Cuando la fatiga nos obligó a detenernos para pasar la noche, cualquier cosa que no fuese una masa de árboles nos parecía un recuerdo muy lejano. La represa, la lucha, todo lo sucedido, bien podía haber sucedido un año atrás. Todo salvo la sombría silueta de los perseguidores de Tehama y las profundas sombras dibujadas por sus jaguares de caza.

Hubiese querido que nos detuviésemos un poco al caer la noche en una caverna situada sobre la base de un precipicio escarpado carente de vegetación. Sin embargo, Ravenna adujo que aún estábamos demasiado cerca de Tehama, que era un refugio demasiado obvio y que nuestros perseguidores esperarían encontrarnos allí. En cambio, seguimos adelante hasta encontrar un sitio menos satisfactorio y de acceso mucho más complicado. Era otro saliente rocoso, medio oculto por la hiedra, que sobresalía unos cuatro metros y tenía poco más de dos metros de profundidad.
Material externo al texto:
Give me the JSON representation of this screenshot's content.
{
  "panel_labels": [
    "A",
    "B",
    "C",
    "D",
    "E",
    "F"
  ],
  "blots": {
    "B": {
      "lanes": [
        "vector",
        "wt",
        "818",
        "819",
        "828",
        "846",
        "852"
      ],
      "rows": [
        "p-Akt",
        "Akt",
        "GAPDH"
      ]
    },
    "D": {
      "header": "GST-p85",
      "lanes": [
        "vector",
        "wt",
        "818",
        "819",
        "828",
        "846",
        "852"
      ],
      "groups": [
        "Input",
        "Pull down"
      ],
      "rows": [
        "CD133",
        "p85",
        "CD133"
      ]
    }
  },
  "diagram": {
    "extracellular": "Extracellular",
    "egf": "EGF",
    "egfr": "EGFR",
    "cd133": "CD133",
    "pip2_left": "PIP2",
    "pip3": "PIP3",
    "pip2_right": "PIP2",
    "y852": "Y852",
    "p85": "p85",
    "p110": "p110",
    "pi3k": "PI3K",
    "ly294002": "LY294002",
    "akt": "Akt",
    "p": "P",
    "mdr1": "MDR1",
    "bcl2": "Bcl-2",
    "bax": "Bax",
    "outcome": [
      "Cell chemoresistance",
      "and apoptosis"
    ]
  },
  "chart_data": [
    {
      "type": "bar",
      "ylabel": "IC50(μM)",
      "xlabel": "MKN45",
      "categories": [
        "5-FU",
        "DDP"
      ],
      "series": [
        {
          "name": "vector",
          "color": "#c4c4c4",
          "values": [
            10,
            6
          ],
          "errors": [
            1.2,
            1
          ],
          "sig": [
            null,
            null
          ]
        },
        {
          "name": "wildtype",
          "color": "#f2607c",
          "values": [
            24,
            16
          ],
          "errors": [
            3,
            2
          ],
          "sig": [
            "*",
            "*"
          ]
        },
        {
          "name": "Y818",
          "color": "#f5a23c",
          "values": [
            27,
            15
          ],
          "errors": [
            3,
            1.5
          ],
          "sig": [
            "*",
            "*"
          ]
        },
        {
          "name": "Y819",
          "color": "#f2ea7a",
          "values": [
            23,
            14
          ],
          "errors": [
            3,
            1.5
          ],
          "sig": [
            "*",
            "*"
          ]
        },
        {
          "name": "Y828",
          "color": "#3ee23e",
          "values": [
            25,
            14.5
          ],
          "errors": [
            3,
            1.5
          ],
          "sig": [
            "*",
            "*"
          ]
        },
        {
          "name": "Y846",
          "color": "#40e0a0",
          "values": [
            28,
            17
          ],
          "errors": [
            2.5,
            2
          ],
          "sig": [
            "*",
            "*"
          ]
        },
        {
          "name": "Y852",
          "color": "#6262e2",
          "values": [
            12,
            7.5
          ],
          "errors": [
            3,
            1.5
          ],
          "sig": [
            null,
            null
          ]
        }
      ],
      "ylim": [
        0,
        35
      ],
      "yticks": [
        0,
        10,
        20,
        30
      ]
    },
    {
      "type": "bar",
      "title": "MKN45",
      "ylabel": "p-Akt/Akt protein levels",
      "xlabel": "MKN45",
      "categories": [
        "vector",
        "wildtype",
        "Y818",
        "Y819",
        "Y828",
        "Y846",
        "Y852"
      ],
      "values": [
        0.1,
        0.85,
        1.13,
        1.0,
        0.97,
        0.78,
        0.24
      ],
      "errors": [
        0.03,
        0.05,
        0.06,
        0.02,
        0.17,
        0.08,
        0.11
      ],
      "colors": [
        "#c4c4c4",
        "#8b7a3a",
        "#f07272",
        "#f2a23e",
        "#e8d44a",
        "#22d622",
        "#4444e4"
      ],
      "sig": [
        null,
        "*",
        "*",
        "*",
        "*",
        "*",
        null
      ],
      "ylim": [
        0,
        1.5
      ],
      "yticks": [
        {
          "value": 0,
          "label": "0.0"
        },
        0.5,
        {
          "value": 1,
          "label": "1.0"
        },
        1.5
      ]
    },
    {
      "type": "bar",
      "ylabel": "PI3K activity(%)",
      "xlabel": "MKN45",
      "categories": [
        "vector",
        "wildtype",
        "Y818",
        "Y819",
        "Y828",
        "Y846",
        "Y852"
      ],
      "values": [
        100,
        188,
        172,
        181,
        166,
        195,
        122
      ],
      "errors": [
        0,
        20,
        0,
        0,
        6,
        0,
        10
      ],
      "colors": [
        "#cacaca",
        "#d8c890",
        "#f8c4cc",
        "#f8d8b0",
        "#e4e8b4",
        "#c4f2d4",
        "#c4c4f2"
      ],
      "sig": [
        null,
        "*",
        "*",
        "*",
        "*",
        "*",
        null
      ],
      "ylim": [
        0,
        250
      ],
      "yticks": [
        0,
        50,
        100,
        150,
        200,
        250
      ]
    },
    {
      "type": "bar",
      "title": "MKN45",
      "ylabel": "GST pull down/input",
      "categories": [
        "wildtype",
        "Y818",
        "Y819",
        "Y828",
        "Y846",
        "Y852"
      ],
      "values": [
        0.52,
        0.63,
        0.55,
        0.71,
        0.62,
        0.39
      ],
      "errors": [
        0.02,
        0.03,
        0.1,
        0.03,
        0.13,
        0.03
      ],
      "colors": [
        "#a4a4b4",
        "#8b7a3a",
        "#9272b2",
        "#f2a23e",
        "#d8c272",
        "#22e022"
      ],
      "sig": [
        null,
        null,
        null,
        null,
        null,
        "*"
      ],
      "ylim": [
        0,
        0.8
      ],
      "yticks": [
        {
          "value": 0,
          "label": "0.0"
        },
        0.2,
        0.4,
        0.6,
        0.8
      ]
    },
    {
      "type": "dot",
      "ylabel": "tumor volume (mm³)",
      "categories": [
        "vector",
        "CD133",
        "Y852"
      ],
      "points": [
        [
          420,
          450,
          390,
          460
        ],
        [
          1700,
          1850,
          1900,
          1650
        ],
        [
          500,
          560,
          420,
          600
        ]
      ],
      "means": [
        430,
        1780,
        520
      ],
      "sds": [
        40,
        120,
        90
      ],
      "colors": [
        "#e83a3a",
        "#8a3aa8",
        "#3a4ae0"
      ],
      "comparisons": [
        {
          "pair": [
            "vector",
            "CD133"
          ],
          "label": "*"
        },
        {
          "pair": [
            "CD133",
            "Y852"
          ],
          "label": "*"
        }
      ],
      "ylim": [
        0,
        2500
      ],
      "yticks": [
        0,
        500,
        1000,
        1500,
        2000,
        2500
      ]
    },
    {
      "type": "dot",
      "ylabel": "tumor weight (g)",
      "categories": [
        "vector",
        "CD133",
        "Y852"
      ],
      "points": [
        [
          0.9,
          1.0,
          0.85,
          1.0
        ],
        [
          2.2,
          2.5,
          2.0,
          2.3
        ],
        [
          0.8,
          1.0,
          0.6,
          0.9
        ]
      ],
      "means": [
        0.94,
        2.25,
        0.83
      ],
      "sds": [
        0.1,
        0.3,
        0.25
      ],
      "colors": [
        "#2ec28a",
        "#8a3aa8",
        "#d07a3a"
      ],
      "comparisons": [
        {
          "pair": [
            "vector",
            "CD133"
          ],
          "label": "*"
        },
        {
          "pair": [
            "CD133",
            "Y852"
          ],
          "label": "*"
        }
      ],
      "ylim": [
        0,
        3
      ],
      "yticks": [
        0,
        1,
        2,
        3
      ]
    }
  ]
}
Sin duda sería el hogar de muchas criaturas desagradables, pero era tan abrupto que parecía cortado a cuchillo y no tenía rincones, hendiduras ni sitio alguno en el que acomodarse. Con todo, era bastante cerrado y pasaba desapercibido. En su interior, el espacio más alto era de apenas un metro, por lo que debimos sentarnos con incomodidad sobre un costado para acabar nuestra reserva de frutos.

No eran suficientes para matar el hambre, no después de semejante caminata, pero no habíamos encontrado nada comestible, con excepción de un solitario fruto de taraca en una rama caída y otros similares demasiado altos para alcanzarlos. Por fortuna, la sed no era un inconveniente.

Era mejor que agradeciésemos las pequeñas comodidades, al menos en nuestro estrecho refugio estábamos al resguardo de la lluvia, cuyo rumor interminable oíamos fuera. Sin duda quedaban en el cielo capas y capas de nubarrones, que no se disiparían hasta liberar toda el agua que contenían.

Me sentía lo bastante cansado para dormirme pese a la incomodidad de yacer sobre la roca desnuda, pero era un sueño superficial interrumpido con penosa frecuencia cada vez que el sonido de los truenos se confundía en mis pesadillas.

En éstas me descubría vagando a través de bosques de árboles de piedra, idénticos a los árboles vivientes en todos los aspectos salvo en que estaban hechos de la piedra gris empapada por la lluvia de la ciudad de Tehama. Tenían incluso hojas y plantas trepadoras de piedra, como si el bosque en su integridad se hubiese visto petrificado en un instante, todo era gris, sin la menor traza de verde, y el sonido de la lluvia era diferente, tal como sería al caer sobre la piedra. Me sentía desorientado unos instantes. Luego oía el grito de alguien, proveniente sin duda del sur, y corría por el bosque en dirección a él, que también parecía desplazarse.

Por fin lo localizaba y después veía a Ravenna tendida allí, llorando de forma demasiado contenida para que hubiese podido oírla desde tan lejos. No me atrevía a acercarme a ella, pues un jaguar estaba de pie a su lado. En realidad, era la negra silueta de un jaguar, formada por la ausencia total de luz, como un agujero en la Creación. Lo único real en él eran sus rasgados ojos dorados que me observaban y atraían mientras con una de sus garras abría por el pecho la túnica de Ravenna.

Mi primer deseo fue huir, pues no había manera de que luchase con algo que ni siquiera existía. En cambio, me sentía cautivo de sus ojos y acababa tumbándome sobre las piedras embarradas a un lado de Ravenna, como una víctima a punto de ser sacrificada.

Sólo cuando el jaguar movía una de sus garras yo intentaba alejarme, pero mis piernas tropezaban contra un obstáculo que no estaba allí...

Entonces mi conciencia volvió a la pequeña caverna donde intentábamos descansar y, por un breve instante, mis ojos buscaron con desesperación los del jaguar en la profunda negrura de nuestro refugio.

El llanto, sin embargo, era real y venía de alguien situado a unos pocos centímetros de mí. No podía ver la cara de Ravenna pero oía sus movimientos y el modo en que sollozaba por sí misma y por gente que no estaba allí.

La escuché durante un instante, pero, tras unas pocas palabras, deseé no haberlo hecho. Ravenna suplicaba interminablemente y sus palabras se sucedían en un torrente, pero no era a mi hermano a quien le hablaba, sino a personas cuyos nombres no había oído nunca.